The challenge is to determine the minimum number of operations needed to achieve equal sums. If it's not possible, return -1. The key to solving this problem efficiently involves balancing the sum of the larger array by decreasing its values, while increasing the sum of the smaller array. The solution involves array scanning and hash table lookups to optimize the process.

Examples

Example 1

Input: nums1 = [1,2,3,4,5,6], nums2 = [1,1,2,2,2,2]

Output: 3

You can make the sums of nums1 and nums2 equal with 3 operations. All indices are 0-indexed.

• Change nums2[0] to 6. nums1 = [1,2,3,4,5,6], nums2 = [6,1,2,2,2,2].
• Change nums1[5] to 1. nums1 = [1,2,3,4,5,1], nums2 = [6,1,2,2,2,2].
• Change nums1[2] to 2. nums1 = [1,2,2,4,5,1], nums2 = [6,1,2,2,2,2].

Example 2

Input: nums1 = [1,1,1,1,1,1,1], nums2 = [6]

Output: -1

There is no way to decrease the sum of nums1 or to increase the sum of nums2 to make them equal.

Example 3

Input: nums1 = [6,6], nums2 = [1]

Output: 3

You can make the sums of nums1 and nums2 equal with 3 operations. All indices are 0-indexed.

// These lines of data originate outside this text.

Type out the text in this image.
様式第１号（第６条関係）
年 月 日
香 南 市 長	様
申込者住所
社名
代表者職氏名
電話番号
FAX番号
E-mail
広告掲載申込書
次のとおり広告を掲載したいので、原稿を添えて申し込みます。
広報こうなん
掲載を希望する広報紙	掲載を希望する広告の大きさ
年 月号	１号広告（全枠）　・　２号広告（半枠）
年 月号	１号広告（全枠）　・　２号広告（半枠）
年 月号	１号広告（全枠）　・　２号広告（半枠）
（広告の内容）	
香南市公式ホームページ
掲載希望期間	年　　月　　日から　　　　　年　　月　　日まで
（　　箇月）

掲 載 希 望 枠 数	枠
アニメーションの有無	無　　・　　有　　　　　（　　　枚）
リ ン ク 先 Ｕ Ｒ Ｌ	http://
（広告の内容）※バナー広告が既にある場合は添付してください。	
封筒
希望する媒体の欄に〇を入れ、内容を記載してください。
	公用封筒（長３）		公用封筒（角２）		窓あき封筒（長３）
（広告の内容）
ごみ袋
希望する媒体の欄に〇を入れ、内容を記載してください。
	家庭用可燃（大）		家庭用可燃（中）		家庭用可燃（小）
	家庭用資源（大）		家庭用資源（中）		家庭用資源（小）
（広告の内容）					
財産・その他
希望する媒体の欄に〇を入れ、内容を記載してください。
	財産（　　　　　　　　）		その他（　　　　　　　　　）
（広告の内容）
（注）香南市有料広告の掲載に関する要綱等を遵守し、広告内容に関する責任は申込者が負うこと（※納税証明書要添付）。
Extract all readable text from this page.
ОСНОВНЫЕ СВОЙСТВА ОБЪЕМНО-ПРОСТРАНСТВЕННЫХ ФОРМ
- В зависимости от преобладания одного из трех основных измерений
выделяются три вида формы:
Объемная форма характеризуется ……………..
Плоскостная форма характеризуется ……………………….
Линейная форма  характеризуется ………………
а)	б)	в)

• Change nums1[0] to 2. nums1 = [2,6], nums2 = [1].
• Change nums1[1] to 2. nums1 = [2,2], nums2 = [1].
• Change nums2[0] to 4. nums1 = [2,2], nums2 = [4].

Constraints

• 1 <= nums1.length, nums2.length <= 105
• 1 <= nums1[i], nums2[i] <= 6

Solution Approach

Identify the sum difference

First, calculate the sum of both arrays. If the sums are already equal, no operations are needed. If not, identify the difference between the two sums and determine if the difference can be adjusted through valid operations on the arrays.

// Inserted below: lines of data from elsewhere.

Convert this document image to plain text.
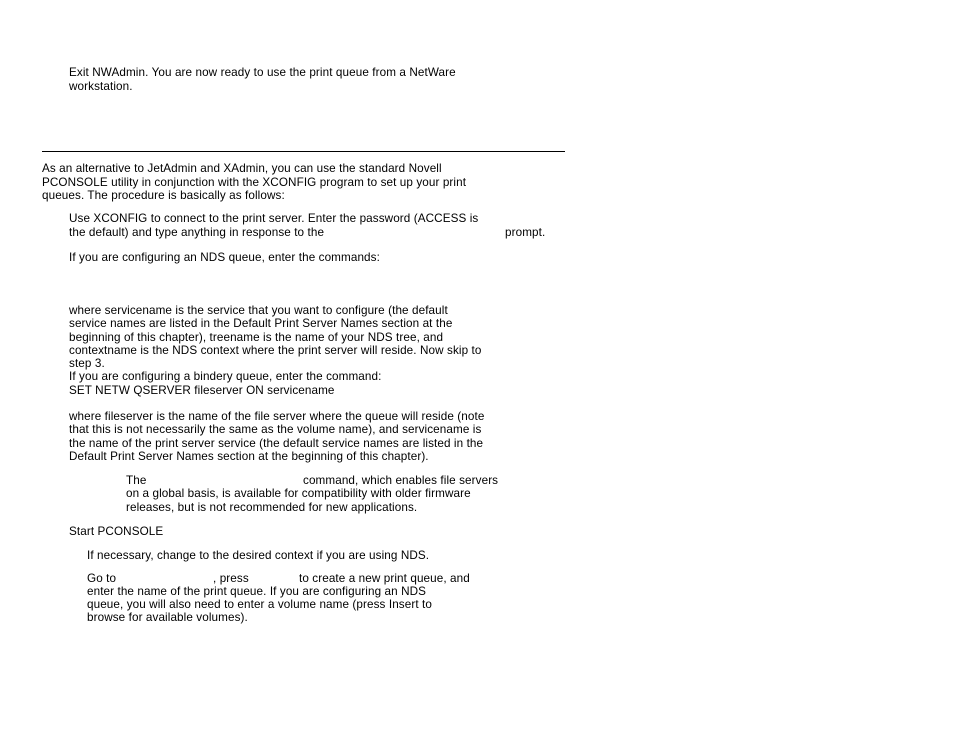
Exit NWAdmin. You are now ready to use the print queue from a NetWare

workstation.

As an alternative to JetAdmin and XAdmin, you can use the standard Novell

PCONSOLE utility in conjunction with the XCONFIG program to set up your print

queues. The procedure is basically as follows:

Use XCONFIG to connect to the print server. Enter the password (ACCESS is

the default) and type anything in response to the	prompt.

If you are configuring an NDS queue, enter the commands:

where servicename is the service that you want to configure (the default

service names are listed in the Default Print Server Names section at the

beginning of this chapter), treename is the name of your NDS tree, and

contextname is the NDS context where the print server will reside. Now skip to

step 3.

If you are configuring a bindery queue, enter the command:

SET NETW QSERVER fileserver ON servicename

where fileserver is the name of the file server where the queue will reside (note

that this is not necessarily the same as the volume name), and servicename is

the name of the print server service (the default service names are listed in the

Default Print Server Names section at the beginning of this chapter).

The	command, which enables file servers

on a global basis, is available for compatibility with older firmware

releases, but is not recommended for new applications.

Start PCONSOLE

If necessary, change to the desired context if you are using NDS.

Go to	, press	to create a new print queue, and

enter the name of the print queue. If you are configuring an NDS

queue, you will also need to enter a volume name (press Insert to

browse for available volumes).
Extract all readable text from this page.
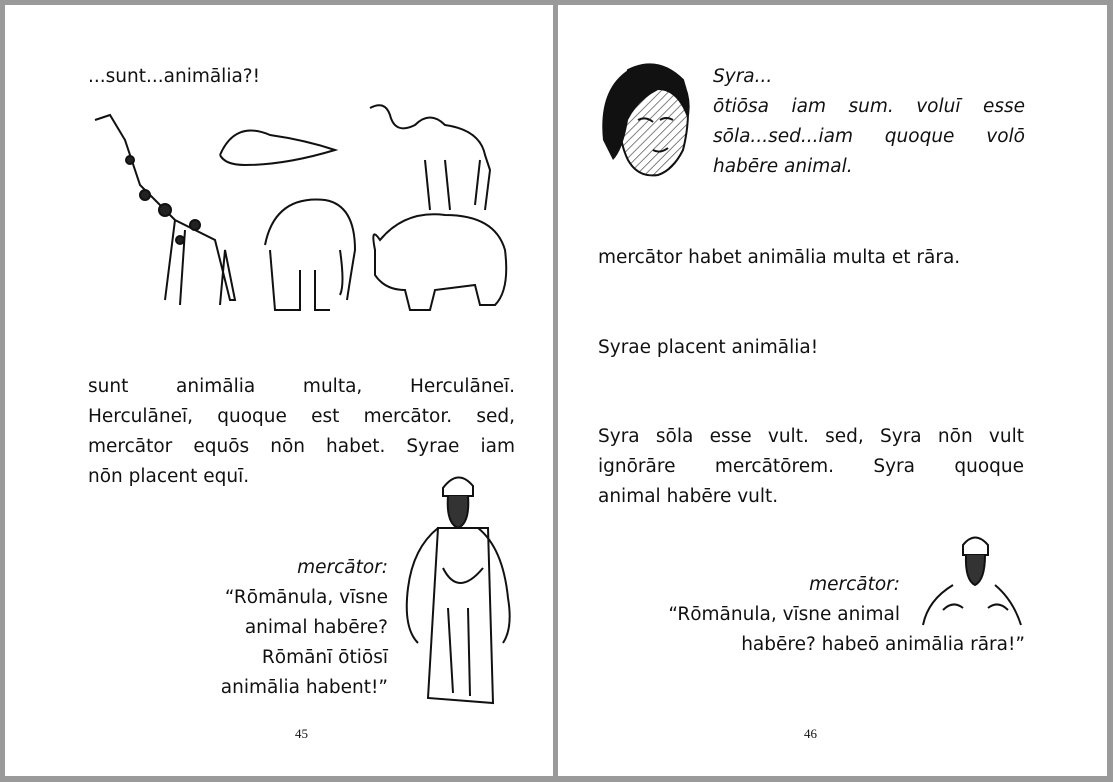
...sunt...animālia?!
sunt animālia multa, Herculāneī.
Herculāneī, quoque est mercātor. sed,
mercātor equōs nōn habet. Syrae iam
nōn placent equī.
mercātor:
“Rōmānula, vīsne
animal habēre?
Rōmānī ōtiōsī
animālia habent!”
45
Syra...
ōtiōsa iam sum. voluī esse
sōla...sed...iam quoque volō
habēre animal.
mercātor habet animālia multa et rāra.
Syrae placent animālia!
Syra sōla esse vult. sed, Syra nōn vult
ignōrāre mercātōrem. Syra quoque
animal habēre vult.
mercātor:
“Rōmānula, vīsne animal
habēre? habeō animālia rāra!”
46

Use hash tables for efficient tracking

Track the frequencies of numbers in both arrays using hash tables. This allows efficient lookups and helps in determining the most optimal elements to modify. Adjusting the sum can be achieved by either increasing the sum of the smaller array or decreasing the sum of the larger one.

Greedily modify the arrays

Greedily modify the elements of the arrays in a way that minimizes the number of operations. If the sum of one array is greater, reduce the values in that array, while increasing values in the smaller array. Each modification should maximize the change in sum per operation.

Complexity Analysis

Metric	Value
Time	Depends on the final approach
Space	Depends on the final approach

The time and space complexity of this solution depend on the approach used for array scanning and hash table lookups. The hash table enables efficient element tracking, reducing the need for nested loops and improving performance for large arrays, making the solution scalable to the input size constraints.

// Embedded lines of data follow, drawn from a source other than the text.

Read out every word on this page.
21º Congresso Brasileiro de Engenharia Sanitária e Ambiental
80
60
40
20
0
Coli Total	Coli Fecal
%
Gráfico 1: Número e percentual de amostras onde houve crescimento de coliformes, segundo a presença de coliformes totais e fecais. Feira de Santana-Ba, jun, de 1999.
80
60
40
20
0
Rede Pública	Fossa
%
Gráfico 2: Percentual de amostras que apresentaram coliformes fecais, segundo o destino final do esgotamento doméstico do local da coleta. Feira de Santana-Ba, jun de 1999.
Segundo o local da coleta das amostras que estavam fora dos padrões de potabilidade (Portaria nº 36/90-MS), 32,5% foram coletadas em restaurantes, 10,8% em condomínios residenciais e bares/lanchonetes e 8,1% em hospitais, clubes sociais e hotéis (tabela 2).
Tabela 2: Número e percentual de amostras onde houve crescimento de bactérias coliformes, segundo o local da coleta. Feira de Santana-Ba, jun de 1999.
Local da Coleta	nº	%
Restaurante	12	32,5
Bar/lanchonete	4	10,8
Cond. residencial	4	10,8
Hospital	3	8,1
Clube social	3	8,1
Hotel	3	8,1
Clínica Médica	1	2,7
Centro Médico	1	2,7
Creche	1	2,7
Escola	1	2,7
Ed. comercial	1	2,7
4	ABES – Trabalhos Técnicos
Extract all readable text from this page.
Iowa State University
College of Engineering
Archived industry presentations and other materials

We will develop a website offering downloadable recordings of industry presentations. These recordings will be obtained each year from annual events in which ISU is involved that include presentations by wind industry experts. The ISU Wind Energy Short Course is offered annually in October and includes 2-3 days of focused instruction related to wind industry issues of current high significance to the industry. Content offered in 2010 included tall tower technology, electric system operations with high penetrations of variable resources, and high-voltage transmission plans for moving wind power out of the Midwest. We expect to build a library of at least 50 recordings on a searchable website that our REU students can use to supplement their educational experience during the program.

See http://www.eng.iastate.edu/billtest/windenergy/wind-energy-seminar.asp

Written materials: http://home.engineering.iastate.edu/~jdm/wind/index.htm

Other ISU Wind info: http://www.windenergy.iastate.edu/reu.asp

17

What Interviewers Usually Probe

• Evaluate how efficiently the candidate uses hash tables to track frequencies of array elements.
• Check the candidate's ability to apply a greedy approach for minimal operations.
• Assess if the candidate considers edge cases where the sums cannot be equalized.

Common Pitfalls or Variants

Common pitfalls

• Not considering cases where it is impossible to balance the sums, which should return -1.
• Using an inefficient method to find the best elements to modify, resulting in higher-than-necessary operation counts.
• Neglecting to check if the arrays' sums are already equal before proceeding with operations.

Follow-up variants

• What if the arrays have significantly larger sizes or different value ranges?
• How would the solution change if the value range of elements was increased beyond 1 to 6?
• Can this problem be solved by minimizing operations in a different order or sequence of changes?

FAQ

How do I approach the Equal Sum Arrays With Minimum Number of Operations problem?

You should focus on balancing the sums of the two arrays using hash tables to track frequencies and applying a greedy approach to minimize operations.

What is the primary pattern for solving this problem?

The primary pattern involves array scanning plus hash lookup to track and modify array elements efficiently.

Can the problem be solved without hash tables?

While possible, using hash tables significantly optimizes the solution by reducing redundant checks and improving performance with larger input sizes.

What should I do if the arrays have different lengths?

The length difference doesn't affect the approach, but the sum difference must be considered when balancing the arrays.

What are some edge cases to consider for this problem?

Consider cases where it's impossible to balance the sums, such as when one array has much larger or smaller values and no valid operations can achieve equality.